Discussion in 'The Lounge' started by Lewzer, May 2, 2005.

  1. Lewzer

    Lewzer Powderfinger

    I was thinking about getting a few Driftmaster rodholders but do not know which angle to buy.
    What's the difference between these three and what fish are they used for?

    Driftmaster Lil Pro 5 degree angle
    Driftmaster Lean Mean 20 degree angle
    Driftmaster Flatliner 25 degree angle

    They will be used for catfishing and need to be able to stand up to 20-30lb fish (larger if I'm lucky) and trolling for walleyes/northern or whatever.

    I like these because I can unscrew them from the base when not in use and they won't get in the way. I imaging I could get different angles and use the proper one for fishing the way I plan on that day.

    Any experience with these out there? Will 2 or 3 screws actully hold them in place w/o stripping if a big cat starts whaling on the bait?
  2. I use a combination of the 25 degree Li'l flatliners and the Li'l Duos. The Duos allow you to have the rod flat or at a 30 degree angle. If I had to do it all over again I'd go with all Duos. I use the star bases. The one's in the back of the boat that are used for catfishing or pulling planer boards are fastened with machine screws. The two in the front of the boat are mounted using the wood screws provided in the package.

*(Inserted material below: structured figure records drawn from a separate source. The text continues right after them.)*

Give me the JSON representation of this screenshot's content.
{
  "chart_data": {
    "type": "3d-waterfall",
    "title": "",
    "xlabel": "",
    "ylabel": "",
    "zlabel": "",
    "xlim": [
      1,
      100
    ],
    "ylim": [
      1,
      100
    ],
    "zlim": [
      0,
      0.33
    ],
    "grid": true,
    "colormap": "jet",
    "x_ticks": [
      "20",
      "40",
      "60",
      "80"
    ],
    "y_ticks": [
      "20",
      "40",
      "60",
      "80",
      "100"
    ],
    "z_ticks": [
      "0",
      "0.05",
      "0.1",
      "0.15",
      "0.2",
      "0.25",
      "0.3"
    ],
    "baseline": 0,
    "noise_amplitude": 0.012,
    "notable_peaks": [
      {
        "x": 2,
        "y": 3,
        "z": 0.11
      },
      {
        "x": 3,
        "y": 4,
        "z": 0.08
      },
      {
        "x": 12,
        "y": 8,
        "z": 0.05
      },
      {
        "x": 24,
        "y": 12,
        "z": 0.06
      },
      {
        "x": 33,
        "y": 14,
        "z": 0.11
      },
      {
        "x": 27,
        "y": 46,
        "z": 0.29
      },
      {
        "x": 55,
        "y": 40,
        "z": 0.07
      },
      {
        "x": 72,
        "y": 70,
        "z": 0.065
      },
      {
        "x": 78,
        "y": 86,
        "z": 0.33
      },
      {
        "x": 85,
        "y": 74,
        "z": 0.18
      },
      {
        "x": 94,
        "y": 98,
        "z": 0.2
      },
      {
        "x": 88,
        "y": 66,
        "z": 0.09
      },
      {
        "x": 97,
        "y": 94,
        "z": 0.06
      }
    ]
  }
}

    If your drags are set correctly the rod holders and bases will hold up to anything.

  3. Lewzer

    Lewzer Powderfinger

    Thanks Ken.

    How do the duo's work with spinning rods? It looks as though they are made for baitcasters. Is there enought clearance for the spinning reel?

    Are you using machine screws in wood or aluminum?
  4. I don't use spinning reels unless I have to but I checked a couple for fit out in the driveway. My 7' rods with long butts work the best, they have enough of a handle to hold well without the reel being nested inside the holder. The 6' rod I tried had a cork handle which was thinner than the foam handle on the bigger rod. It worked OK with the rod in the upright position with the reel outside the holder. They both worked in the flat position but the smaller rod would be more secure with the reel nested inside of the holder.

    I could nest the smaller reel inside the holder in the upright position but it was a tight fit due to the rod butt hitting the deck, the larger rod would not nest the same way. If you did catch a fish with the rod locked in this position you would be hard pressed to get the rod out quickly.

    Depending on where you mount the holders you may have a clearance issue when using spinning rods in the flat position. Mine are borderline because my holders are mounted across the rear deck which is about 3.5" below the level of the gunwales. They would work better mounted higher or directly to the gunwales if possible. Using baitcasters for the fishing I do works fine with my mounting set up.

    Most of my bases are fastened with SS machine screws with fender washers and nylon lock nuts on the bottom. My rear deck is 3/4" marine plywood. My front holders are mounted on the gunwales which are 5/8" plywood. I was in a hurry when I mounted these so I used the sheet metal screws which came in the package. If I was mounting them in aluminum I would feel safer with machine screws or 1/4" bolts rather than sheet metal screws.

    Another thing to consider is getting left threaded bases and holders for the port side of the boat. They won't spin as easily while trolling.